Music Review // Atomic Junction "THAT THERE IS AMERICA (Live from The Rock House)"
https://atomicjunction.bandcamp.com/album/that-there-is-america-live-from-the-rock-house
This live album by Atomic Junction was released a little over a year after their full length, "Peacedale", but if you listen to it you'll know that this was recorded prior to the release of that full length. This is interesting because a lot of the songs on this live album are on "Peacedale" as well, so if you think about it in the way that Atomic Junction would release an album then tour to support it, but a lot of these songs were likely being performed live without the audience really knowing them yet. Though it came after, this live album could serve as a sort of raw preview for what was to come.
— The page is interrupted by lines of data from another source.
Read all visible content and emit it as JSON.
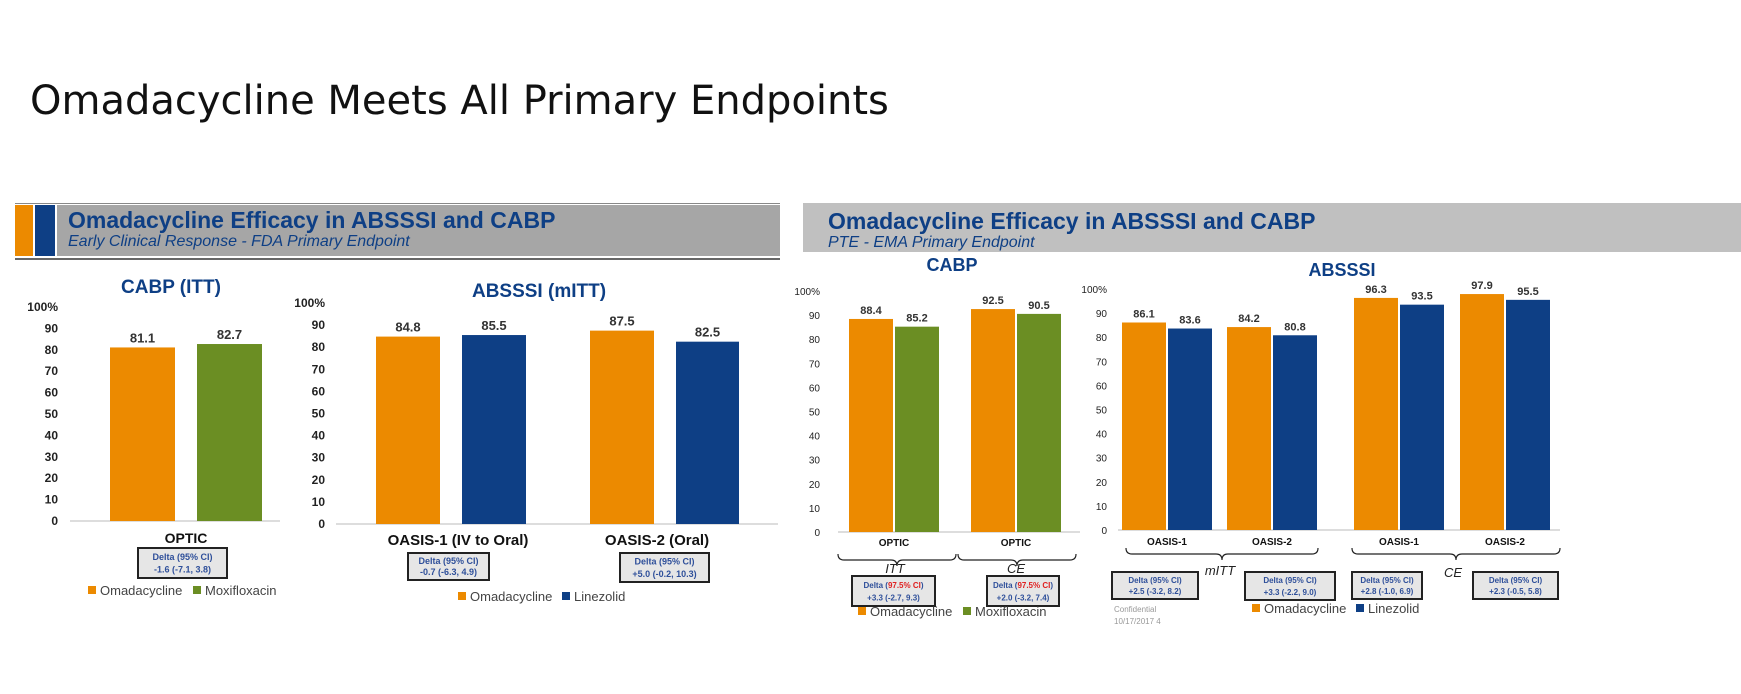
{
  "slide": {
    "title": "Omadacycline Meets All Primary Endpoints"
  },
  "colors": {
    "orange": "#ec8a00",
    "green": "#6b8e23",
    "navy": "#0e3f85",
    "header_gray": "#a6a6a6",
    "header_light": "#c0c0c0"
  },
  "left_panel": {
    "header": {
      "title": "Omadacycline Efficacy in ABSSSI and CABP",
      "subtitle": "Early Clinical Response - FDA Primary Endpoint"
    },
    "legend_cabp": [
      "Omadacycline",
      "Moxifloxacin"
    ],
    "legend_absssi": [
      "Omadacycline",
      "Linezolid"
    ]
  },
  "right_panel": {
    "header": {
      "title": "Omadacycline Efficacy in ABSSSI and CABP",
      "subtitle": "PTE - EMA Primary Endpoint"
    },
    "legend_cabp": [
      "Omadacycline",
      "Moxifloxacin"
    ],
    "legend_absssi": [
      "Omadacycline",
      "Linezolid"
    ],
    "footer": [
      "Confidential",
      "10/17/2017   4"
    ]
  },
  "chart_data": [
    {
      "type": "bar",
      "title": "CABP (ITT)",
      "ylim": [
        0,
        100
      ],
      "yticks": [
        "0",
        "10",
        "20",
        "30",
        "40",
        "50",
        "60",
        "70",
        "80",
        "90",
        "100%"
      ],
      "categories": [
        "OPTIC"
      ],
      "series": [
        {
          "name": "Omadacycline",
          "values": [
            81.1
          ]
        },
        {
          "name": "Moxifloxacin",
          "values": [
            82.7
          ]
        }
      ],
      "data_labels": [
        [
          "81.1"
        ],
        [
          "82.7"
        ]
      ],
      "deltas": [
        {
          "label": "Delta (95% CI)",
          "value": "-1.6 (-7.1, 3.8)"
        }
      ]
    },
    {
      "type": "bar",
      "title": "ABSSSI (mITT)",
      "ylim": [
        0,
        100
      ],
      "yticks": [
        "0",
        "10",
        "20",
        "30",
        "40",
        "50",
        "60",
        "70",
        "80",
        "90",
        "100%"
      ],
      "categories": [
        "OASIS-1 (IV to Oral)",
        "OASIS-2 (Oral)"
      ],
      "series": [
        {
          "name": "Omadacycline",
          "values": [
            84.8,
            87.5
          ]
        },
        {
          "name": "Linezolid",
          "values": [
            85.5,
            82.5
          ]
        }
      ],
      "data_labels": [
        [
          "84.8",
          "87.5"
        ],
        [
          "85.5",
          "82.5"
        ]
      ],
      "deltas": [
        {
          "label": "Delta (95% CI)",
          "value": "-0.7 (-6.3, 4.9)"
        },
        {
          "label": "Delta (95% CI)",
          "value": "+5.0 (-0.2, 10.3)"
        }
      ]
    },
    {
      "type": "bar",
      "title": "CABP",
      "ylim": [
        0,
        100
      ],
      "yticks": [
        "0",
        "10",
        "20",
        "30",
        "40",
        "50",
        "60",
        "70",
        "80",
        "90",
        "100%"
      ],
      "categories": [
        "OPTIC",
        "OPTIC"
      ],
      "groups": [
        "ITT",
        "CE"
      ],
      "series": [
        {
          "name": "Omadacycline",
          "values": [
            88.4,
            92.5
          ]
        },
        {
          "name": "Moxifloxacin",
          "values": [
            85.2,
            90.5
          ]
        }
      ],
      "data_labels": [
        [
          "88.4",
          "92.5"
        ],
        [
          "85.2",
          "90.5"
        ]
      ],
      "deltas": [
        {
          "label_pre": "Delta (",
          "label_red": "97.5% CI",
          "label_post": ")",
          "value": "+3.3 (-2.7, 9.3)"
        },
        {
          "label_pre": "Delta (",
          "label_red": "97.5% CI",
          "label_post": ")",
          "value": "+2.0 (-3.2, 7.4)"
        }
      ]
    },
    {
      "type": "bar",
      "title": "ABSSSI",
      "ylim": [
        0,
        100
      ],
      "yticks": [
        "0",
        "10",
        "20",
        "30",
        "40",
        "50",
        "60",
        "70",
        "80",
        "90",
        "100%"
      ],
      "categories": [
        "OASIS-1",
        "OASIS-2",
        "OASIS-1",
        "OASIS-2"
      ],
      "groups": [
        "mITT",
        "CE"
      ],
      "series": [
        {
          "name": "Omadacycline",
          "values": [
            86.1,
            84.2,
            96.3,
            97.9
          ]
        },
        {
          "name": "Linezolid",
          "values": [
            83.6,
            80.8,
            93.5,
            95.5
          ]
        }
      ],
      "data_labels": [
        [
          "86.1",
          "84.2",
          "96.3",
          "97.9"
        ],
        [
          "83.6",
          "80.8",
          "93.5",
          "95.5"
        ]
      ],
      "deltas": [
        {
          "label": "Delta (95% CI)",
          "value": "+2.5 (-3.2, 8.2)"
        },
        {
          "label": "Delta (95% CI)",
          "value": "+3.3 (-2.2, 9.0)"
        },
        {
          "label": "Delta (95% CI)",
          "value": "+2.8 (-1.0, 6.9)"
        },
        {
          "label": "Delta (95% CI)",
          "value": "+2.3 (-0.5, 5.8)"
        }
      ]
    }
  ]
}
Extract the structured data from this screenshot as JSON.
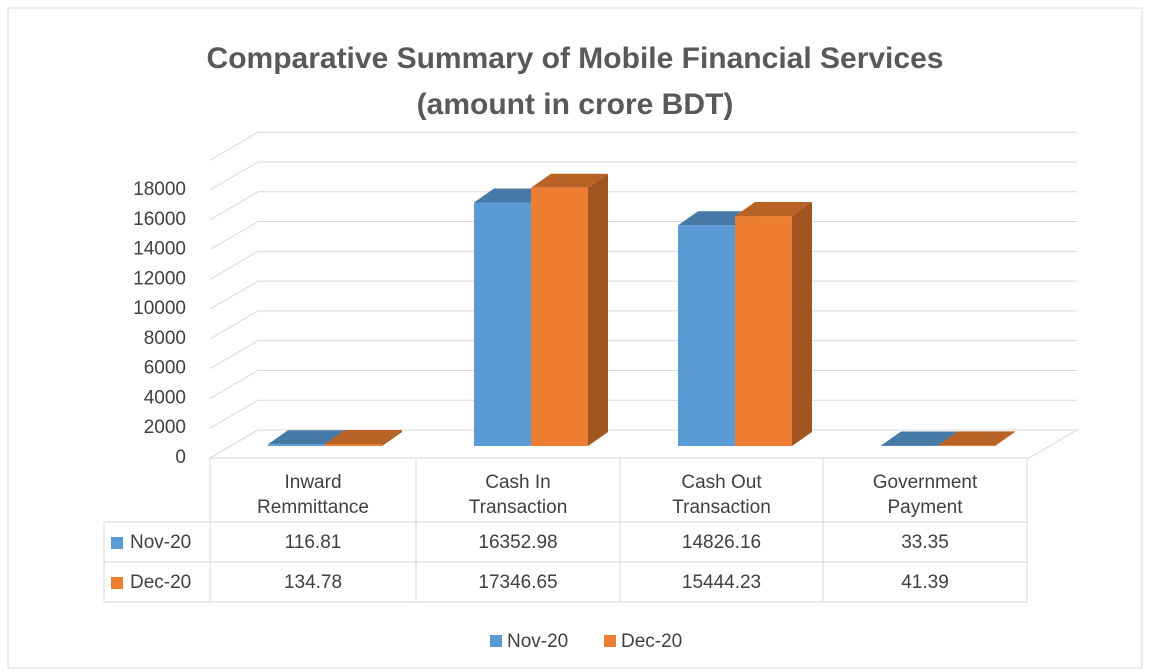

There is something about a live album which is just such a good time. In the studio, if you do something and you don't like it or it's wrong then you just go back and try again. Being live just captures that moment in time, with all its flaws and just also makes it feel like what it might be like if you were to experience this band live. Atomic Junction opened with "Pretty Girls & Pins", which is about churches, bowling alleys and strip clubs. If you've ever driven around Texas you'll know what this is about, though last time I was in Texas it was also that contrast of a church either being on every corner or an adult video store.
A lot of the rest of these songs are about drinking. But, to an extent, they are also lessons about why you perhaps shouldn't drink so much. As they seem to all tell stories, they often times end with the moral being to drink responsibly or not at all because these songs seem to have those consequences from drinking. This is true in "Now She Is My Ex" especially, though "Gene the Auctioneer" is about a hat. This song also comes through with the slower acoustics that help Atomic Junction have that sound which is somewhere between country and Americana. There are keyboards like The Wallflowers and at times you can even hear the harmonica.
When this album comes to an end, there is a song called "3Ws" and those Ws are: Waylon, a good woman and cheap wine. Between that and the Loretta Lynn mention you can tell there are great country roots here, but I also hear sounds like John Mellencamp and Bruce Springsteen coming out. Atomic Junction just feels to me like the type of rock music you would make when you're from America. It's that definition of the pride and soul of the working class. It's not about making a country album because you hope you can some day become a pop star. It's about having a story to tell and knowing that there are others out there like you who will be able to relate with it.